Returnal for PC untethers the game from its PS5 exclusive constraints, unlocking better controls with keyboard and mouse, higher frame rates and flexible resolution options including super ultrawide 32:9, and bumps up the visual quality to an even higher standard. PS5 owners might have been first to play this mysterious bullet hell roguelike, but PC players get to enjoy it in its definitive state.
Returnal PC vs. PS5
Returnal is one of those shooters that benefits enormously from PC performance and peripherals. The more frames you can get, the smoother the experience, and the more fluid and responsive movement and aiming become. Though a DualSense controller is supported, it’d be foolish to forgo the accuracy and versatility of a keyboard and mouse.
Playing Returnal on PS5 with the DualSense was immersive, sure, but I found myself forced to use weapons with homing properties, so as to alleviate some of the frustration that comes with using analog sticks to aim. On PC, every weapon feels lethal thanks to the mouse.
While most players will opt for lower visual quality to keep the frame rates as high as possible, those with higher-end systems can use their investment to make Returnal look sublime. The alien environments come alive with the generous number of graphics options all cranked to the max, and Returnal quickly cements itself as one of the best-looking games out there.

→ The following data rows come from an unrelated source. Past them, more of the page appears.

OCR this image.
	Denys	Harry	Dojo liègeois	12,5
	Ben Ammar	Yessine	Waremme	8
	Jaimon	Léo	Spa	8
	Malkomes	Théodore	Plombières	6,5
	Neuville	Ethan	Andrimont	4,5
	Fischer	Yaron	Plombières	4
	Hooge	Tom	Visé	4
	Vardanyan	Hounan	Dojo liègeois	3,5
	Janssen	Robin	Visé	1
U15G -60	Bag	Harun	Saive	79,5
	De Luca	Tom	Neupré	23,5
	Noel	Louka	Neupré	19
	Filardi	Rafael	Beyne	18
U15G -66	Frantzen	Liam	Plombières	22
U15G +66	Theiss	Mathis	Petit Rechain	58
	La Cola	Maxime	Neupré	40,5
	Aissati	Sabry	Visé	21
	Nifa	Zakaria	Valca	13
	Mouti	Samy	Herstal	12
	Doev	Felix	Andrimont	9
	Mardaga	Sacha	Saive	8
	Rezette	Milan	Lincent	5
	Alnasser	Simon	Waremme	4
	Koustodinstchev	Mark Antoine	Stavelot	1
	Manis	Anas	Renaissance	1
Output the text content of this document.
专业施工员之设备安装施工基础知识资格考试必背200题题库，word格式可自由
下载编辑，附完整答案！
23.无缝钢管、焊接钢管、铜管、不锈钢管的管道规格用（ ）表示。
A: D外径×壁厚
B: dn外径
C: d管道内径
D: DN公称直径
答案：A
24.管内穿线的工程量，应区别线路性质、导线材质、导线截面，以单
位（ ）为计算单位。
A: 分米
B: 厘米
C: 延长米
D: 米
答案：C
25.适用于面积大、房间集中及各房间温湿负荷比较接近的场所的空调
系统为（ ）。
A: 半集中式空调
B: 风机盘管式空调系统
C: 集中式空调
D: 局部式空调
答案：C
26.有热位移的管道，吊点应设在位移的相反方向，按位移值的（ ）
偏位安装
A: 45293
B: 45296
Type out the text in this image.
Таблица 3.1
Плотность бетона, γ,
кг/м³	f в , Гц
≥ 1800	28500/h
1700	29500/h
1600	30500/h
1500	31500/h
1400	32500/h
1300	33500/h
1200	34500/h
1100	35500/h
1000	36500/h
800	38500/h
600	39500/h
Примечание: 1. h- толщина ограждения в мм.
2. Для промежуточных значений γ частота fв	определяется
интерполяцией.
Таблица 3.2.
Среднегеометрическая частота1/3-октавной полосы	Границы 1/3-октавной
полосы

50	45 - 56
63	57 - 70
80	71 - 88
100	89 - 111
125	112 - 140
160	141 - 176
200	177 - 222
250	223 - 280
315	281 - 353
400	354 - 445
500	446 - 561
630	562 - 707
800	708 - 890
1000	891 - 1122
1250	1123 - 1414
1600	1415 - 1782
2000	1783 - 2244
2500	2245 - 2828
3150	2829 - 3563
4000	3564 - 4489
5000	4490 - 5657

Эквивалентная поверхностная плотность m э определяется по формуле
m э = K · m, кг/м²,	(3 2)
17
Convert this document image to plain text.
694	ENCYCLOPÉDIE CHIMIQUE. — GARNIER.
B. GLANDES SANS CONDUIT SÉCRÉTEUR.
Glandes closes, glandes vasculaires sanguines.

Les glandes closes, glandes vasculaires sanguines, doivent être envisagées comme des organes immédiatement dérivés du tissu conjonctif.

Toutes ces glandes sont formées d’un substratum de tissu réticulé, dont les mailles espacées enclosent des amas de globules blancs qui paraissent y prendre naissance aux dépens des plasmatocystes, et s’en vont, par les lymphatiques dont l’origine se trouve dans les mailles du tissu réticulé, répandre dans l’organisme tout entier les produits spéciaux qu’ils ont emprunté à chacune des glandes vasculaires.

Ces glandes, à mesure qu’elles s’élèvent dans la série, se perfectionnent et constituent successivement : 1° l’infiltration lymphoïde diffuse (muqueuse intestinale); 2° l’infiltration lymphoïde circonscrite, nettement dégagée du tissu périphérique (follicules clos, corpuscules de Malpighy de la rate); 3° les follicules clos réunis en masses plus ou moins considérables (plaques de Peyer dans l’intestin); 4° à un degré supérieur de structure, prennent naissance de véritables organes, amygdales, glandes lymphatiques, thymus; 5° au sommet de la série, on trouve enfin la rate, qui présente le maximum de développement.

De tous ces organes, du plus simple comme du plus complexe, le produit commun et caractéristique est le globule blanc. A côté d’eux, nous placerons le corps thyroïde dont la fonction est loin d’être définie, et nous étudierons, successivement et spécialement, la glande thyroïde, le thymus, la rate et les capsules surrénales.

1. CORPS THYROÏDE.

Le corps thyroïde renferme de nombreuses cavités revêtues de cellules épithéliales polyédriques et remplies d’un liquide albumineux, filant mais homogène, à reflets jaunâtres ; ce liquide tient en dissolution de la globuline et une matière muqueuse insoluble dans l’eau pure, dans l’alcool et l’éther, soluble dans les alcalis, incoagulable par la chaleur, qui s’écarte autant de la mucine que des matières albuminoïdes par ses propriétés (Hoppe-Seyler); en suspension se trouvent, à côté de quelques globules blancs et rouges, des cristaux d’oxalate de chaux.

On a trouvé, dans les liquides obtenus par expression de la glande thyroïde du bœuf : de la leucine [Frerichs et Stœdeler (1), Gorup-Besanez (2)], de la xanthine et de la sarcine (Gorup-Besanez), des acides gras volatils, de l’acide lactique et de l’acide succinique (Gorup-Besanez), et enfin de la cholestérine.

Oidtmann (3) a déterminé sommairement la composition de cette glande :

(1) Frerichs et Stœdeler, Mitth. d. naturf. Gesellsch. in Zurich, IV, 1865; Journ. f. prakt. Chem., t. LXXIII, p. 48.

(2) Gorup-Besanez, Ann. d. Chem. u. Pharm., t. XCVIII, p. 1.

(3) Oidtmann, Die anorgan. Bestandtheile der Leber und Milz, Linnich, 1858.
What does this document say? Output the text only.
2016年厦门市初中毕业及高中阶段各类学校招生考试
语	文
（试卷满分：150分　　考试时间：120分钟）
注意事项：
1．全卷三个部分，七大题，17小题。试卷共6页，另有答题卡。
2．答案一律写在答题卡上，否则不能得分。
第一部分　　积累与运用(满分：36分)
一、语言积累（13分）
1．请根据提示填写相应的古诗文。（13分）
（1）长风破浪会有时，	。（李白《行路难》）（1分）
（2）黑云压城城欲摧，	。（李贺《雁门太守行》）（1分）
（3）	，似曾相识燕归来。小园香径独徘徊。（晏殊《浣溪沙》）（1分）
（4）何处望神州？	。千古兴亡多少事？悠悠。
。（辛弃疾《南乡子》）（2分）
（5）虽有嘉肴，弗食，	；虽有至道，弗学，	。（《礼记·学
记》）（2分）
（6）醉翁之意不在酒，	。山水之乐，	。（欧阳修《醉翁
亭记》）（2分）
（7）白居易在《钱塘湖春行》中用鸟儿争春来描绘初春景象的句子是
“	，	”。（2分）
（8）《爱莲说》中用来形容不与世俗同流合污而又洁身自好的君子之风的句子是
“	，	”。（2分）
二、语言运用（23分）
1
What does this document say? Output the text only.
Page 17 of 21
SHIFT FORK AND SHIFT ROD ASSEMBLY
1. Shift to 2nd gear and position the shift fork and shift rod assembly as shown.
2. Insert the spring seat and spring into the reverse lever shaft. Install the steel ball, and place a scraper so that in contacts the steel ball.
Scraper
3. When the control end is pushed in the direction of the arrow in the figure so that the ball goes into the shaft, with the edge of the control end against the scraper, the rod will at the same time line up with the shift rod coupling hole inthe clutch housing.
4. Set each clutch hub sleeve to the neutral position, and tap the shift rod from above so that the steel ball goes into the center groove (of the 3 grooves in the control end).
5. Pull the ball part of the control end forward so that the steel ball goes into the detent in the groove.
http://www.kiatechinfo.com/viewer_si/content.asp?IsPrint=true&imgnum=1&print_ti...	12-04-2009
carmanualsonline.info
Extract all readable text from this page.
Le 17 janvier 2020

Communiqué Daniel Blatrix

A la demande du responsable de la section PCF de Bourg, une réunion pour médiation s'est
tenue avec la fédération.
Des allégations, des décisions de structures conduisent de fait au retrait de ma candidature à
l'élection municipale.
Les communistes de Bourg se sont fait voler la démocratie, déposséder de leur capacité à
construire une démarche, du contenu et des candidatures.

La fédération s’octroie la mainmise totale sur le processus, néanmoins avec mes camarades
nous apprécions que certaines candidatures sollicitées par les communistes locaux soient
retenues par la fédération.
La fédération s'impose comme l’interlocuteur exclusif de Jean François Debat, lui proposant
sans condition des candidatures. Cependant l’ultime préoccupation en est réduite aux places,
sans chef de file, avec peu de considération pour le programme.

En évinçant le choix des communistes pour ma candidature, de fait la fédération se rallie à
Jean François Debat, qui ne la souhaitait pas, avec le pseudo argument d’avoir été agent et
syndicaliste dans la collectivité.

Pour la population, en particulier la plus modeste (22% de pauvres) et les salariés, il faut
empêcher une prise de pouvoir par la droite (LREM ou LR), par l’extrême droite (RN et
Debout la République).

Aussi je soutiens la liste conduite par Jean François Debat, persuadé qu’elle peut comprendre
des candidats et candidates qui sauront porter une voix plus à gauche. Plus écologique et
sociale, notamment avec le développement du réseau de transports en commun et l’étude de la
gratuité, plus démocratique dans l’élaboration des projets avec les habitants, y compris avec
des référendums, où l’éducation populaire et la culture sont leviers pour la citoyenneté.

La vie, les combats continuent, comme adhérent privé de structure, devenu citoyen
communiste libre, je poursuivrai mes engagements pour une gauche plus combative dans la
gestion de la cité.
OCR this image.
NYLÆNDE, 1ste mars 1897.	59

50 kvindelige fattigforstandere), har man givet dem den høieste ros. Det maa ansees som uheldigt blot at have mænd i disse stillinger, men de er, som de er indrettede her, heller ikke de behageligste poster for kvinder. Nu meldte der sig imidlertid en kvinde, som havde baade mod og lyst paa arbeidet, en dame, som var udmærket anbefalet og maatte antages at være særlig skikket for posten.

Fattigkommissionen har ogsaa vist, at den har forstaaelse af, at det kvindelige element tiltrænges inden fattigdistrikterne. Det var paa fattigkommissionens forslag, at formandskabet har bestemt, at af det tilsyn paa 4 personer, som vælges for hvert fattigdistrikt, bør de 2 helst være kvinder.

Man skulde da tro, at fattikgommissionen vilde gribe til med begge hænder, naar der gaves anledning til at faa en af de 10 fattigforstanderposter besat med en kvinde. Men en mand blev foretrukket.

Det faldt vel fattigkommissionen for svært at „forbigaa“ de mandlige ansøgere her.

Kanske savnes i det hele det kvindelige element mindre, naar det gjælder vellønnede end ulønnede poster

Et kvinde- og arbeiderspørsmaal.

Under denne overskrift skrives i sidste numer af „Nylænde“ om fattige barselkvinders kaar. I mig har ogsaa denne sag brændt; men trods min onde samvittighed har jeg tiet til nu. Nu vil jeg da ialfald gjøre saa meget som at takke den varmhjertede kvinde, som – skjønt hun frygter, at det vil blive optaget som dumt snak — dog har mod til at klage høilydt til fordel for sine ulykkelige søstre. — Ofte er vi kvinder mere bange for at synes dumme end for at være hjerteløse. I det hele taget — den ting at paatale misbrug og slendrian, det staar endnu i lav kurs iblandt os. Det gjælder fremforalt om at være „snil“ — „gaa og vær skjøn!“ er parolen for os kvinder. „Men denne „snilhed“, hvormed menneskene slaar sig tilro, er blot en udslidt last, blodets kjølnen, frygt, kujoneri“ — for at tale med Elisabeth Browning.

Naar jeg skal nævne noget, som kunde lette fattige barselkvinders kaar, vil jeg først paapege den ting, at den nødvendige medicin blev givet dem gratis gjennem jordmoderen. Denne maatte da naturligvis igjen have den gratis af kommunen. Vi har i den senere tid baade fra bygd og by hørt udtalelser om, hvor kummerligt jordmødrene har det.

Most environments are darker which contrasts brilliantly with the neon-lit attacks. Newcomers may find it tough to track and dodge enemy bullets with the sheer number of particles on screen but, as is the case for most bullet hell games, experience over time will make encounters easier to read and less overwhelming. Just get used to dying a lot, as this game leans heavily into trial and error.
Smooth, except for when it isn’t
Aiding low to mid-tier hardware are the many upscaling options. The developer has confirmed that DLSS 3.0 and FSR 2 are on their way in a future update, but players can already make use of smart upscaling to gain additional performance. This is a huge benefit to those holding off upgrading their PC and trying to get a couple more years out of their current specs.
Following a patch deployed close to the game’s launch, performance has been smooth 99% of the time for my 3700X/3070/32 GB rig. This is largely due to the exceptional graphics options menu, which overlays the gameplay and immediately showcases changes. This pairs with the superb benchmarking run to make honing in on perfect settings as simple as possible.
The other 1% of the time, performance suffers from occasional hitches when moving between areas. This is also present on the PS5 version and, after a few hours, you do get used to it. It normally isn’t an issue, as I’m rarely in combat when moving quickly between rooms, but on the rare occasion where it does hiccup during a fight, it can be very frustrating. Avoiding hits is a huge part of Returnal’s gameplay as it impacts both weapon enhancements and maximum health, so any performance problems become extremely noticeable.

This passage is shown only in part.